Since the August 2011 adoption of the Dodd-Frank Wall Street Reform and Consumer Protection (Dodd-Frank) Act, the barriers for employees of SEC-regulated corporations and financial institutions to report wrongdoing by their companies (known as whistleblowing) have been significantly lowered. If a whistleblower voluntarily provides information to the SEC, and that information leads to a successful enforcement action of at least $1 million, the whistleblower will not only be protected from losing his or her job, but will be eligible from between 10% to 30% of what the government recovers from the delinquent company. On its face, the Act sounds like a giant leap forward in both nailing wrongdoers engaged in securities fraud and protecting the whistleblowing employee from retaliation by his or her boss, right? Maybe not.

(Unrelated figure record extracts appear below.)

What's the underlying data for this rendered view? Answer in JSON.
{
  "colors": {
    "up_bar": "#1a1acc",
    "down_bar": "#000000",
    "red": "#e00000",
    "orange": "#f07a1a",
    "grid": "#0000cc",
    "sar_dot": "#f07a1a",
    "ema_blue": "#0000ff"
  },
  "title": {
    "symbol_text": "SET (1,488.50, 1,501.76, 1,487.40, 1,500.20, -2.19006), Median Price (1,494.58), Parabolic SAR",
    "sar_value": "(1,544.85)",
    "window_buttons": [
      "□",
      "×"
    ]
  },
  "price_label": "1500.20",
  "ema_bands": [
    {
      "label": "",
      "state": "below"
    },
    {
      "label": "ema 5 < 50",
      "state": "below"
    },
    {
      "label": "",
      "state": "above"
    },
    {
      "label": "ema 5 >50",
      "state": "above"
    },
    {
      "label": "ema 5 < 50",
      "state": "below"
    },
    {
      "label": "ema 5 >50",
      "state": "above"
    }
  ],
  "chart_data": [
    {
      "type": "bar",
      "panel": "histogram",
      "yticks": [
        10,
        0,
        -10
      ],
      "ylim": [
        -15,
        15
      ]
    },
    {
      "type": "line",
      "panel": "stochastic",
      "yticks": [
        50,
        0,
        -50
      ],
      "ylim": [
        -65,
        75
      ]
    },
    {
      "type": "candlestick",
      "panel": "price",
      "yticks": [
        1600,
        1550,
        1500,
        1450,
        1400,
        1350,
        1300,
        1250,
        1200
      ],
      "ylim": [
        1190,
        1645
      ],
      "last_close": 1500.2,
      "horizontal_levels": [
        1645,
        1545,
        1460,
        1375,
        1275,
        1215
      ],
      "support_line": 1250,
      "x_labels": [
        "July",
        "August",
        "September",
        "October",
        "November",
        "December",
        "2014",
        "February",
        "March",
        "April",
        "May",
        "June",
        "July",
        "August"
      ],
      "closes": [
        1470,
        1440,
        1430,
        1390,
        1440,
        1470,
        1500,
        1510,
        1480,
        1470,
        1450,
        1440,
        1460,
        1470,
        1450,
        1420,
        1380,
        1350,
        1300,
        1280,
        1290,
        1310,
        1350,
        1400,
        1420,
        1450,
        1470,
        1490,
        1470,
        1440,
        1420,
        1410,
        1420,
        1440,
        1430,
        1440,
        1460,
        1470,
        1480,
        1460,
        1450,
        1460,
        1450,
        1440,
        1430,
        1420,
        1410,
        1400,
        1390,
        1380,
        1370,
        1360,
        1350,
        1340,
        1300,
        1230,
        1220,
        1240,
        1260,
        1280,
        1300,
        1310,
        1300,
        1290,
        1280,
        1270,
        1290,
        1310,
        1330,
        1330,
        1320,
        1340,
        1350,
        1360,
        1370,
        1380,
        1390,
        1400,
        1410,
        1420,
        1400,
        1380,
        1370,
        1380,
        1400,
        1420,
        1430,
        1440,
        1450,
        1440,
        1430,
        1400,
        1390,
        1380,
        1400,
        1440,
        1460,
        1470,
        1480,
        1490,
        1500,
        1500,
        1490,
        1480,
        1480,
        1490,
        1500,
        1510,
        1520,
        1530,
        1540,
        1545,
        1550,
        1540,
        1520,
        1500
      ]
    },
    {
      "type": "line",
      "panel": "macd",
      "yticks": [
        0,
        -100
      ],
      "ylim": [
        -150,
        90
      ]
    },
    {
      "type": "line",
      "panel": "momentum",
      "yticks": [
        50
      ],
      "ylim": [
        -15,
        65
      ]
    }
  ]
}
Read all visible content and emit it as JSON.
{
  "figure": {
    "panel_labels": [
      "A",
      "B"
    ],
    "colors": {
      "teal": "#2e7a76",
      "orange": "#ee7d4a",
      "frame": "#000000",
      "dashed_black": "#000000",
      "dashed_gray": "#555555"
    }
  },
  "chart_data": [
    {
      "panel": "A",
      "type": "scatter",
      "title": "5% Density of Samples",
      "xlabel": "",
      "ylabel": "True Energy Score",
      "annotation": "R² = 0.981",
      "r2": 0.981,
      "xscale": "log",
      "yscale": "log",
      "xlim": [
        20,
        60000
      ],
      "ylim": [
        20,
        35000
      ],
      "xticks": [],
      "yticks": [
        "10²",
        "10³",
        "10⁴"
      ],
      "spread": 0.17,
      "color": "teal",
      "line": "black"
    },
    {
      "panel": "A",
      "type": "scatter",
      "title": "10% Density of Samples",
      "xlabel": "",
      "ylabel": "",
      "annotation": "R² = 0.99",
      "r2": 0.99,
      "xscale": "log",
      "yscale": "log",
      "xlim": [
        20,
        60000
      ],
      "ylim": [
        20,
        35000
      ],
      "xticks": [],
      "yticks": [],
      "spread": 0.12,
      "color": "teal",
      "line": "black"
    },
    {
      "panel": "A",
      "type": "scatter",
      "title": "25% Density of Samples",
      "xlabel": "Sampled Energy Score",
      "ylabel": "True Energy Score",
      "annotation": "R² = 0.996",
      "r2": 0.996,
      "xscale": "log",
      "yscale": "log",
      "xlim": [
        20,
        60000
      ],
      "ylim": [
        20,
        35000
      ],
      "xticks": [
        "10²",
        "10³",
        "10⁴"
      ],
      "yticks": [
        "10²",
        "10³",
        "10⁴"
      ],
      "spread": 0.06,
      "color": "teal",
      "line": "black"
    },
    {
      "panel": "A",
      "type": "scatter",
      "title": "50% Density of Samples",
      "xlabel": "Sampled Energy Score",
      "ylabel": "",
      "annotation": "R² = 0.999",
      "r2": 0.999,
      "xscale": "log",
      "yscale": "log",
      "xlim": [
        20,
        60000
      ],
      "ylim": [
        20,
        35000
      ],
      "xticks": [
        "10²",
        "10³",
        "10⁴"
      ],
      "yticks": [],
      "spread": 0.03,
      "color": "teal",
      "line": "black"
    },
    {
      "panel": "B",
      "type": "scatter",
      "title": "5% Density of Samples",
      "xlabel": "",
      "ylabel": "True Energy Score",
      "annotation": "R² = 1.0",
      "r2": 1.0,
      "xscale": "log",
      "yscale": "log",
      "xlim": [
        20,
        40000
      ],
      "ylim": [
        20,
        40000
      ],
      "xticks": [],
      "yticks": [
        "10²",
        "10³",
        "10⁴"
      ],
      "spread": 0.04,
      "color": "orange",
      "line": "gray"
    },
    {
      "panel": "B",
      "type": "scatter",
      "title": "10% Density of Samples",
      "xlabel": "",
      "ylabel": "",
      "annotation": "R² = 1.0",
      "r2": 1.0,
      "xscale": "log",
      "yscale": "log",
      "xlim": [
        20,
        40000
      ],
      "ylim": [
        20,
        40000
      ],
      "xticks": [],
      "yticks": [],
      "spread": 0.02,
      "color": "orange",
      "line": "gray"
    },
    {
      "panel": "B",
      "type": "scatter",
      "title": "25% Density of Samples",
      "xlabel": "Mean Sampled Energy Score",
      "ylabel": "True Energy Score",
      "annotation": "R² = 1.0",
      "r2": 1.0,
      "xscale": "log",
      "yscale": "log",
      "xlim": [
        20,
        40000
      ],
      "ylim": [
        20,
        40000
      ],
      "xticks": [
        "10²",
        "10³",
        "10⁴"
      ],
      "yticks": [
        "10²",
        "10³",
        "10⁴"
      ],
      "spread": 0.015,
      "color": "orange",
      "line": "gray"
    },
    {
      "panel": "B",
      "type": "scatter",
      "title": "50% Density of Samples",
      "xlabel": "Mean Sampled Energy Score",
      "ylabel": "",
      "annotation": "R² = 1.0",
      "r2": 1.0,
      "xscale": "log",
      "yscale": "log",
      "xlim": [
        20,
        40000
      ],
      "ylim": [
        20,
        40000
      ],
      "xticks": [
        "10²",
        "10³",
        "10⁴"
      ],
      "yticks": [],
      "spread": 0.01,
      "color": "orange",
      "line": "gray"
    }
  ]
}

The increase in whistleblower claims has become both stifling and problematic. According to businessinsider.com, the SEC Office of the Whistleblower received close to 400 claims within the first few weeks of the Dodd-Frank Act’s inception in August of 2011, a figure that has increased to over 100 claims per day and rising. By making it incredibly easy to file whistleblower claims (it can be done with only a few clicks at sec.gov/whistleblower), with virtually no costs to file a claim and potentially high benefits to the whistleblower if a claim succeeds, the claims have been flooding in, overwhelming the SEC in the process. The rapid filing of these claims is directly attributable to the minimal standard required by the Act. The Act allows a whistleblower to be eligible to collect a reward if they have a “reasonable belief that disclosure to the SEC is necessary to prevent the company from engaging in conduct that could cause substantial injury to investors,” virtually leaving the decision to the discretion of the claimant.
While the intention of the act was to discover major violations by SEC-regulated institutions as soon as possible, what has instead resulted is a situation of extreme disloyalty. Rather than approaching the compliance departments of their respective institutions, which often are perfectly capable of handling issues that arise, employees are going directly to the SEC. With eyes widened by theof a potential financial windfall, employees are rushing to report these claims, a majority of which, writes Denise Champagne of the Daily Record, are not detailed enough, and prove futile for the SEC. If these instances were first reported to the financial institutions’ compliance departments, many of them could be handled internally without incurring the high costs associated with an SEC investigation. By bypassing this stage, it also takes away the institutions’ ability to report these claims to the SEC themselves.
In order to limit whistleblower claims, it would be wise for the financial institutions to incorporate whistleblower remedies into their internal infrastructure. Some have suggested that these institutions provide internal, penalty-free incentives and rewards for coming forward with a claim. Under this system, a whistleblower would still be rewarded for honesty without the accompanying disloyalty, while the company would avoid the high SEC costs.
The frequency with which these whistleblowing claims are being filed is diluting the very purpose of the Dodd-Frank Act. If the financial institutions and corporations could internally stem the flow of these claims, it would be beneficial to both the firms and the SEC as a whole.